You are almost out of space for your Gmail account.
You can view our tips on reducing your email storage or purchase additional storage.

I would say the tip is generally useless as it's only teaching how to empty your trash. But, purchasing additional storage may be helpful if money is not a problem for you. The deal was quite good.

  • 6 GB ($20.00 per year)
  • 25 GB ($75.00 per year)
  • 100 GB ($250.00 per year)
  • 250 GB ($500.00 per year)

What do you think?

My Gmail Inbox is Full

Saturday, April 28th, 2007

You are currently using 2814 MB (98%) of your 2845 MB.

Will Google give me an exception? I really need more space. If you are not aware, Google disallows you to send emails when your Gmail space is almost full. I always need to delete messages before sending messages.

I hate it when I have finished a long urgent message and Google is giving me a "Your message could not be sent because you have exceeded your mail quota" message.

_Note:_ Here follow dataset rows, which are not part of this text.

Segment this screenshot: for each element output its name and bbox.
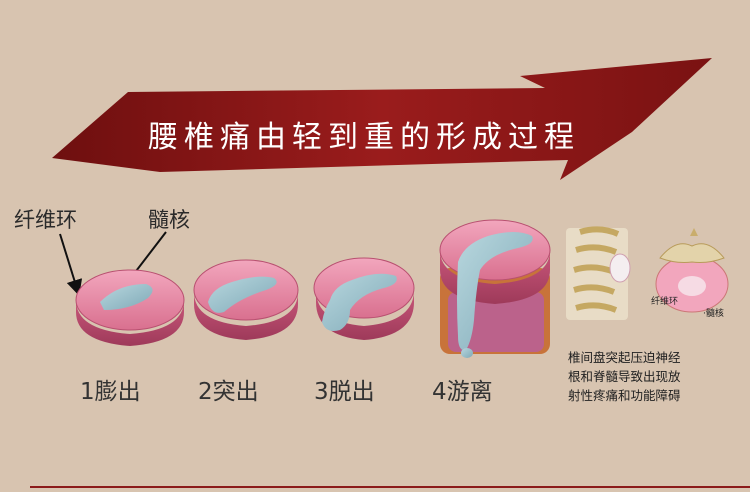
disc-stage-3-extrusion — [313, 257, 415, 340]
stage-caption-2: 2突出 — [198, 379, 259, 405]
vertebra-illustration — [655, 228, 729, 313]
diagram-title: 腰椎痛由轻到重的形成过程 — [148, 120, 580, 155]
bottom-divider — [30, 486, 750, 488]
annulus-pointer — [59, 233, 83, 296]
disc-stage-2-protrusion — [193, 259, 299, 340]
stage-caption-4: 4游离 — [432, 379, 493, 405]
description-line-3: 射性疼痛和功能障碍 — [568, 388, 681, 403]
disc-stage-4-sequestration — [439, 219, 551, 358]
disc-stage-1-bulge — [75, 269, 185, 346]
small-label-nucleus: ·髓核 — [703, 309, 724, 319]
spine-illustration — [566, 226, 631, 320]
label-nucleus-pulposus: 髓核 — [148, 208, 190, 232]
description-text: 椎间盘突起压迫神经 根和脊髓导致出现放 射性疼痛和功能障碍 — [568, 348, 738, 405]
small-label-annulus: 纤维环 — [651, 297, 679, 307]
description-line-1: 椎间盘突起压迫神经 — [568, 350, 681, 365]
label-annulus-fibrosus: 纤维环 — [14, 208, 77, 232]
title-banner — [52, 58, 712, 180]
stage-caption-1: 1膨出 — [80, 379, 141, 405]
description-line-2: 根和脊髓导致出现放 — [568, 369, 681, 384]
stage-caption-3: 3脱出 — [314, 379, 375, 405]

If Google really can't provide extra space, I really think they should provide the functionality for us to sort our message by attachment size. That's what I do when my Microsoft Outlook inbox is getting full.

Anyhow, Digital Inspiration has put up a very good article on this issue. These few tips had helped me a lot:

  • Search "has:attachment from:me" - With this, I can easily identify messages with attachments that I have forwarded to my friends. These messages are certainly duplicate information that shouldn't be kept.
  • Search "filename:jpg" - This returns a list of all emails with JPG attachments. You can use it for other file types.
  • Search "before:2006/01/01" - Combine this search with the previous 2 will help to identify older messages.

It takes slightly longer to fill up my Gmail now.

Accessing Gmail When Your Internet Connection Is Slow

Tuesday, July 11th, 2006

.. is really frustrating. I keep getting this message while loading and my gmail still don't load up after hours. The help provided is practically useless!


This seems to be taking longer than usual. Your session may have been interrupted. If your account doesn't appear in the next few seconds, please refresh this page in your browser.

If you continue to have trouble loading your account, please visit the help center for troubleshooting information.

After spending hours looking waiting and refreshing it, I still can't access it. Along the way, I also learned that it is not possible to load HTML version directly. You will be redirected automatically if they think you need it.

So, how am I suppose to check my gmail now?!

I go for Gmail Mobile. Though it's working, it's not nice to see all the unformatted text in browser. And, I found the HTML version link at the bottom!

Looking at the link, it's just as easy as adding a 'h' at the back of the typical gmail link.

Go here: HTML version of Gmail

Finally, I can check my gmail. Hope that helps if you had the problem like mine. By the way, if you have alternative ways (besides setting up Outlook), do suggest.